You should not need this often. If your backend is sending reset more than once per minute under normal load, something is wrong upstream — investigate before adding the workaround. The healthy steady-state is: silence-timeout closes sessions automatically, your backend rarely sends reset at all.

7. The “wipe and listen” combo — between conversational turns

Pattern: send reset immediately followed by listen.

sock.send(make_packet(1, json.dumps({"type": "reset"}).encode("utf-8")))
sock.send(make_packet(1, json.dumps({"type": "listen"}).encode("utf-8")))

This is the most common between-turn dispatch in a typical chat backend: “the user is about to talk, drop everything from the last avatar utterance, then signal attention.” The two commands are orthogonal but commonly co-occur, which is what motivated this doc.

Order matters slightly. Sending listen before reset means the reset will clear the listening flag (the gaze block sets it to false), undoing the listen — you’d have to send listen again. Sending reset first, then listen, leaves the avatar in Idle with listening mode true, which is the correct state for “ready and attentive.”

A lighter alternative: if the previous utterance has already ended naturally (silence-timeout closed the session, the avatar is in Idle, the ONNX is already destroyed), the reset adds nothing and you can skip it:

sock.send(make_packet(1, json.dumps({"type": "listen"}).encode("utf-8")))

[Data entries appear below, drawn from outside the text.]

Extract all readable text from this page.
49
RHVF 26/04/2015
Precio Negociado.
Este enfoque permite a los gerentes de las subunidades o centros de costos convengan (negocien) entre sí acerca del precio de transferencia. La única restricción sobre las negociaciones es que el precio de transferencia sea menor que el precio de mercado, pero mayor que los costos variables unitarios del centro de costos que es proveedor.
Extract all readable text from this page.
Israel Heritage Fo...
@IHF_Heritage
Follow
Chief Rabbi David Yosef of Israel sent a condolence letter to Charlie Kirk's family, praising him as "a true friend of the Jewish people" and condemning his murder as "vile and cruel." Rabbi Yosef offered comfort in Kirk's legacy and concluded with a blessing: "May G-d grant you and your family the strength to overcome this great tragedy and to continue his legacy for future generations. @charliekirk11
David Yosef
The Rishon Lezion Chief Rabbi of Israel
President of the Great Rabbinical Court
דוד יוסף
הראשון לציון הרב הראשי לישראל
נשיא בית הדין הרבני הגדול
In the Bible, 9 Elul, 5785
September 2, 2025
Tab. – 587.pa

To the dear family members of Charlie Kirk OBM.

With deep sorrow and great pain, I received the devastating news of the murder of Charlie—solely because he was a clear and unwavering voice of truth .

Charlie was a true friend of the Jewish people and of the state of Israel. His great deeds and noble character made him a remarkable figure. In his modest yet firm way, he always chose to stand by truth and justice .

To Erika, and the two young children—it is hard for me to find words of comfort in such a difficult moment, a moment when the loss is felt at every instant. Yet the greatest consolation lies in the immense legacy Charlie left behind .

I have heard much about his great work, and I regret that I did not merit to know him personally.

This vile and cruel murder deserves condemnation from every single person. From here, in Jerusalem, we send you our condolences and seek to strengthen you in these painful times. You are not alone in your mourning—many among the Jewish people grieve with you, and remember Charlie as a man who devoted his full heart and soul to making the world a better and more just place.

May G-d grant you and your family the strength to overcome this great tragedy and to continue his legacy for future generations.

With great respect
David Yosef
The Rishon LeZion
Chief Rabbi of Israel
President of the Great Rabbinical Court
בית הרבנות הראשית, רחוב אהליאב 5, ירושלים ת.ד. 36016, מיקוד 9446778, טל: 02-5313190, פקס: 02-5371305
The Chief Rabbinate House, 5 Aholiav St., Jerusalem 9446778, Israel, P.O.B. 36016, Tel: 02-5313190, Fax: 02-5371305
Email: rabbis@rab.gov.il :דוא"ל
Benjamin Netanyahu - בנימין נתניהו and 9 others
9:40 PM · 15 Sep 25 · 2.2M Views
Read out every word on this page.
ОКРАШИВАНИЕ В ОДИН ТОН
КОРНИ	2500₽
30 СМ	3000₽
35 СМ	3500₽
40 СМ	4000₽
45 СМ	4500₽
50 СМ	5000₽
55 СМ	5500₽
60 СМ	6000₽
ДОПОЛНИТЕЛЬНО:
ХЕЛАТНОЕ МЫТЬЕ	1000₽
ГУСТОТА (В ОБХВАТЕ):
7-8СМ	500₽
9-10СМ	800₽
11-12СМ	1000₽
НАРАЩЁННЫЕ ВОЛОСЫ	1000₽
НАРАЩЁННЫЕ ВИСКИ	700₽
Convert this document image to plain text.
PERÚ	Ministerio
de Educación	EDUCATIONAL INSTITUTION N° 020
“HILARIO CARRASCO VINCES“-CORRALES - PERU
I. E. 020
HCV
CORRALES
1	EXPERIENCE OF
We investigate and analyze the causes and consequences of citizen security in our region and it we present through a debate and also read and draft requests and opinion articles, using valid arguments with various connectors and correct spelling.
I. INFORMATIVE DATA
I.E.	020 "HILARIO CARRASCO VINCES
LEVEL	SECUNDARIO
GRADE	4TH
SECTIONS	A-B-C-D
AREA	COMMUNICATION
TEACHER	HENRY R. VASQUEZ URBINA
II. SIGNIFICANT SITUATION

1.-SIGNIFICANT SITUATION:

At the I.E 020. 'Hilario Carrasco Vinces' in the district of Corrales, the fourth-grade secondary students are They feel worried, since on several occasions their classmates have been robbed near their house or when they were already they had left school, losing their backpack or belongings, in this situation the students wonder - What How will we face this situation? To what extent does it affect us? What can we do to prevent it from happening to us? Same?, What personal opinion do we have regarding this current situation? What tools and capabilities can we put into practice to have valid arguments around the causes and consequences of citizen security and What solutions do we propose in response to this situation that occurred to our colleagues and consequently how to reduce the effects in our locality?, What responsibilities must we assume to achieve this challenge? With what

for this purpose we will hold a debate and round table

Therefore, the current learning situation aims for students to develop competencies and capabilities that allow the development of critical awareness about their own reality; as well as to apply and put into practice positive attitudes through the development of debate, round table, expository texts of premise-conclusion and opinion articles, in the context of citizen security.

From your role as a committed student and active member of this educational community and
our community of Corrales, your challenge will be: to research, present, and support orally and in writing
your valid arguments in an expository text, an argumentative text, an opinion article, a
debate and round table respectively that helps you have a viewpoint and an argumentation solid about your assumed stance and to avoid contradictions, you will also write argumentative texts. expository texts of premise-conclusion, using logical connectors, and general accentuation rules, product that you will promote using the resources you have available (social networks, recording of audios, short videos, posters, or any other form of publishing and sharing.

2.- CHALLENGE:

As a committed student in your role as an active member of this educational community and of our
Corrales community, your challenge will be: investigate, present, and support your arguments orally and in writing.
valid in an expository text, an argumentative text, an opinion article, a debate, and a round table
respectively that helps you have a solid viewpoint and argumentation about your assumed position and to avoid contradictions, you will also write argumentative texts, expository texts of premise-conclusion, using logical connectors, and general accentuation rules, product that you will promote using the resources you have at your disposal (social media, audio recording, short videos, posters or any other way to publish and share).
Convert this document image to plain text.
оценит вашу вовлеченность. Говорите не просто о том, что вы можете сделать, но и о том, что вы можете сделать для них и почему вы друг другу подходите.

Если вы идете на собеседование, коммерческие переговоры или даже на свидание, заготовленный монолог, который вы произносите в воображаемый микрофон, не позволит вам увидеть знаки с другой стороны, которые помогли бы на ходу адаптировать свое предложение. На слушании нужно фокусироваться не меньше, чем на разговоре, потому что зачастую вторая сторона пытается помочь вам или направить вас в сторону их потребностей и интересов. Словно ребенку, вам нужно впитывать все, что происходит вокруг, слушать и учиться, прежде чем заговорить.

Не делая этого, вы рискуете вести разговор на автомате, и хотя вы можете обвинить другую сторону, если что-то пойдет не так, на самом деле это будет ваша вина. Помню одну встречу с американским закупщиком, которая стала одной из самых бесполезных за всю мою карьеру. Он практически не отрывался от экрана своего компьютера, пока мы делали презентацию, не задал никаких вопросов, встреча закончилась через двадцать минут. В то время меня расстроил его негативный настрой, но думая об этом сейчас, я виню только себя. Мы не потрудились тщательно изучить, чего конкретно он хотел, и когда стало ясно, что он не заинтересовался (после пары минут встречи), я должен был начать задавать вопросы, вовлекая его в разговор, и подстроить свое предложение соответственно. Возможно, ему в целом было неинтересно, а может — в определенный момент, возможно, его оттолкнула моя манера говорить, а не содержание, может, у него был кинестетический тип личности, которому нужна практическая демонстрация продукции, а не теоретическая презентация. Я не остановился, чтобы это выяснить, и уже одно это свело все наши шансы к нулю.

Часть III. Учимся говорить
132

In practice it’s safer to always send reset first (idempotent — no harm done if there’s nothing to reset) than to track state on the backend side. The cost is negligible.

Anti-patterns

A short list of things that look like they should work but don’t, or that work but cost you something.

Sending reset after every utterance “just to be safe.” Unnecessary. The silence timeout handles the destroy automatically. Adding reset on top forces an immediate state-machine round-trip and a visible snap to default head/gaze if you used the full form. Use targeted reset speaking if you genuinely need to interrupt; otherwise let the engine close the session.

Using stop as a long-term pause. stop only freezes audio; it does not freeze the silence-timeout watchdog. After 2 seconds of being stopped, the session ends naturally. If you want a long-term hold on the avatar, you need a different model — there is no “indefinite pause” command in the protocol because the avatar is designed for conversational latency, not playback control.

Sending listen to end the avatar’s speech. listen is gaze and attention only. The avatar’s own speech audio continues to play out. To end speech use reset speaking (clean) or stop speaking (frozen, expires after silence timeout).

Sending listening_mode:0 to interrupt the avatar’s speech. Same problem as above — listening_mode:0 only clears the listening flag and resets the disengagement counter. It does nothing to audio, lip-sync, or the ONNX. Use reset speaking.

Treating reset and listen as a single concept. They are independent. A user-turn boundary is a backend decision composed of two separate avatar-side decisions: (1) what to do with the previous avatar state, (2) what posture to project for the new turn. Most backends want reset + listen, but the protocol exposes them separately because some backends want only one (e.g. a TTS-driven test harness that never enters listening mode).